"El 'pasaporte' sanitario daría un balón de oxígeno a economías como la española"
La canciller alemana Angela Merkel ha confirmado el acuerdo entre los 27 en la creación de un pasaporte europeo de vacunación y confía en que esté listo antes del verano

Actualizado el 01/03/2021 a las 06:00
La cumbre de la Unión Europea ha impulsado la creación de un ‘pasaporte’ de vacunación que permita a los ciudadanos inmunizados viajar o acceder a determinadas actividades. La idea de tener un certificado sanitario como salvoconducto es, en apariencia, la solución para el turismo, para empezar a eliminar restricciones y reactivar los viajes. La Comisión Europea calcula que necesitará tres meses para los preparativos técnicos de este proyecto, lo que permitiría recuperar en verano el turismo entre los países de la Unión y daría un balón de oxígeno a economías como la española. La implantación de un certificado de ese tipo ha generado controversias jurídicas ante el riesgo de que pueda ser utilizado para restringir derechos fundamentales sin una sólida sustentación legal que lo ampare.
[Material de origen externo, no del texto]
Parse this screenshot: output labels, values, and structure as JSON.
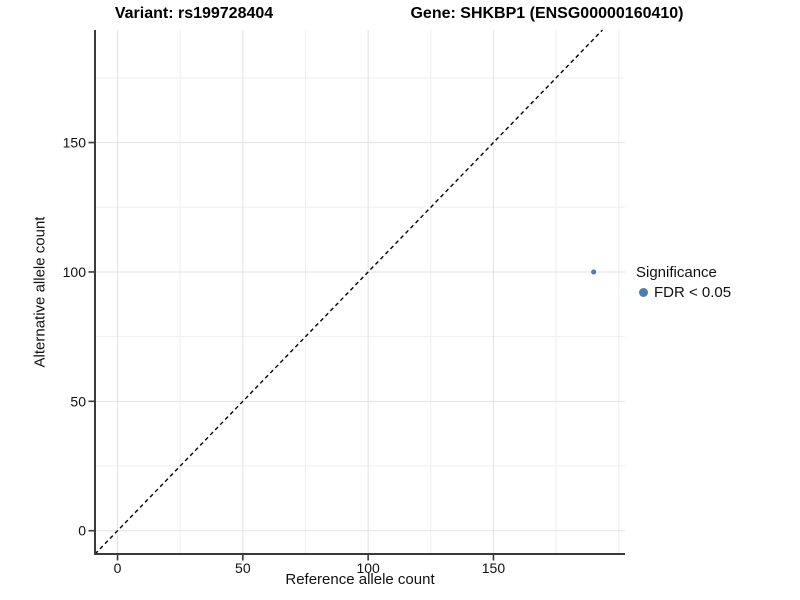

Siendo ello cierto también lo es que, si su uso queda limitado a los desplazamientos y al control de entrada en un país o ciudad, ese documento no sería más discriminatorio que otras herramientas limitadoras de la movilidad para contener la pandemia y que ya están en vigor, como los test previos al empleo de algunos medios de transporte, las cuarentenas o los confinamientos perimetrales. El debate al respecto confirma la necesidad de adecuar la legislación a emergencias sanitarias como la actual. La voluntad de los países turísticos, como es el caso de España, de que dicho ‘pasaporte’ garantice la libre circulación de los que lo posean, choca con la resistencia de los que detectan en una operación de este tipo una discriminación a los no vacunados, más aún en un momento en que el porcentaje de población que ha recibido las dosis es muy reducido. Por eso, la UE debe aplicarse en acelerar al máximo la vacunación para recobrar la movilidad y la normalidad a la que estábamos acostumbrados antes de la pandemia, con la complicidad de las empresas farmacéuticas, que deben hacer un mayor esfuerzo en la producción y distribución de las vacunas. De ello depende, en primer lugar, la salud de las personas, y después, la recuperación de la economía europea.